The SDS component forms a highly parallelized pool of storage, with each media device (SSD/NVMe/etc) being used for reads and writes. There is no caching layer in PowerFlex all-flash systems in order to take advantage of the direct I/O capabilities of the underlying media. Each Volume is divided into small chunks (1MB for the original medium grain layout, 4KB for the fine grain layout which supports in-line compression). These data chunks are 100% evenly distributed across every media device to achieve the highest possible levels of performance through parallelism. This performance is also greatly utilized to achieve PowerFlex's 6 nines of availability (99.9999%) by delivering extremely quick rebuilds if a device or node fails. It reduces the mean time to repair which provides higher over all availability without having to provide additional copies of data. PowerFlex uses a mesh-mirror data layout design, therefore storage efficiency is ~50% before compression.
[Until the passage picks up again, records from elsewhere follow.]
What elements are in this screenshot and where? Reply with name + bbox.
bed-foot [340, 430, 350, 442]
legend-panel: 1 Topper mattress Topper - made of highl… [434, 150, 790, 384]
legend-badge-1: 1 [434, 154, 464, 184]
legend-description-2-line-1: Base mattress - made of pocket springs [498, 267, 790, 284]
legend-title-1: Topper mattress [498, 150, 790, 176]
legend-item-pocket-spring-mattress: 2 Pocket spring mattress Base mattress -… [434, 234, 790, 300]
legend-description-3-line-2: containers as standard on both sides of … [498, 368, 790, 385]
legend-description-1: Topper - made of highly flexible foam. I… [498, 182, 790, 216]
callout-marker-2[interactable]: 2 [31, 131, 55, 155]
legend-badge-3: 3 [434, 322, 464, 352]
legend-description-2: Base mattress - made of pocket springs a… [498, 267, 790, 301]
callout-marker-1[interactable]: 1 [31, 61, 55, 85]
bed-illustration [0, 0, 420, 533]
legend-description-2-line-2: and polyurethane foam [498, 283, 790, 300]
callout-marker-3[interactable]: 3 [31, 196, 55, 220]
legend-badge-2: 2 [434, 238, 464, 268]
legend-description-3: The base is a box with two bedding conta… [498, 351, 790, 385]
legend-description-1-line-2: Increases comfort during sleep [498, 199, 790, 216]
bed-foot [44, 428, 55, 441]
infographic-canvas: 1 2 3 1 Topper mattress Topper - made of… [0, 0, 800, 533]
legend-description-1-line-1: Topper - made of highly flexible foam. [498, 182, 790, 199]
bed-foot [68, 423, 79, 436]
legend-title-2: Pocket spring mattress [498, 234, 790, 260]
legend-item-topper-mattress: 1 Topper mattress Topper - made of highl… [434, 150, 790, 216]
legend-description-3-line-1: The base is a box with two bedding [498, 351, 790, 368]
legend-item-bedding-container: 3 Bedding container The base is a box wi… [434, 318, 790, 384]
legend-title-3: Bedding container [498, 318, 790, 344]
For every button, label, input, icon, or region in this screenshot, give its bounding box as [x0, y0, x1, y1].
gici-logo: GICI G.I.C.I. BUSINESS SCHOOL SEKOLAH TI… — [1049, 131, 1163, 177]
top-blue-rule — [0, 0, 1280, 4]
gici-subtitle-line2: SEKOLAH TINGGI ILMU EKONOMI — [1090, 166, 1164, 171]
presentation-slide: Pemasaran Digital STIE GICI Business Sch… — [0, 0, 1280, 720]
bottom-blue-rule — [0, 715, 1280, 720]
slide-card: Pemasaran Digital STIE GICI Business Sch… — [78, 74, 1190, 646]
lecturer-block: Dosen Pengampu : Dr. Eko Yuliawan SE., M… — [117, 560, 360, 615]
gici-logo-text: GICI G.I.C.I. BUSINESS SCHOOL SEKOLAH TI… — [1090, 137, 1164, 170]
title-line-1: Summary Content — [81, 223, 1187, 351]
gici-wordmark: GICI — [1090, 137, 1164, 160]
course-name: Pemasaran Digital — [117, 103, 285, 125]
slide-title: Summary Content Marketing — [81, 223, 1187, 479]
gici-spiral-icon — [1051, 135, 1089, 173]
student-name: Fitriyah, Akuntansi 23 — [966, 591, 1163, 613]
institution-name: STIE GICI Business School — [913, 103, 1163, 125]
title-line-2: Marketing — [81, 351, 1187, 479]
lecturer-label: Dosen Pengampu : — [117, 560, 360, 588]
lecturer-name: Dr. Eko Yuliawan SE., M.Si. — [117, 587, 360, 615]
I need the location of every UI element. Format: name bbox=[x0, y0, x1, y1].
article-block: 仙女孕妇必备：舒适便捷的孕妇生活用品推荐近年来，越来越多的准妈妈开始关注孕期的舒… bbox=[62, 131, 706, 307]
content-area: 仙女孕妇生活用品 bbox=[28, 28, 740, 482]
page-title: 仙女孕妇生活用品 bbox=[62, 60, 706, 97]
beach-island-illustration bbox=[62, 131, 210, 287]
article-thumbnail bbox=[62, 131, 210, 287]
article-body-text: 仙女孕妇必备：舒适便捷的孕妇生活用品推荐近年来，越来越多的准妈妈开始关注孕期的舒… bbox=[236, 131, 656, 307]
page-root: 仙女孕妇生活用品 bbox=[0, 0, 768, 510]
Storage and compute resources can be added to or removed from the PowerFlex cluster as needed, with no downtime and minimal impact to application performance. The self-healing, auto-balancing capability of the PowerFlex cluster ensures that data is automatically rebuilt and rebalanced across resources when components are added, removed, or failed. Because every server and local storage device in the cluster is used in parallel to process I/O operations and protect data, system performance scales linearly as additional servers and storage devices are added to the configuration.

PowerFlex software takes each data chunk to be written and spreads it across many nodes, mirroring it as well. This makes data rebuilds from disk loss very fast as several nodes contribute their own smaller, faster and parallel rebuild efforts to the whole. PowerFlex supports VMware, Hyper-V, Xen and KVM hypervisors. It also supports OpenStack, Windows, Red Hat, SLES, CentOS, and CoreOS (docker). Any app needing block storage can use it, including Oracle and other high performance databases.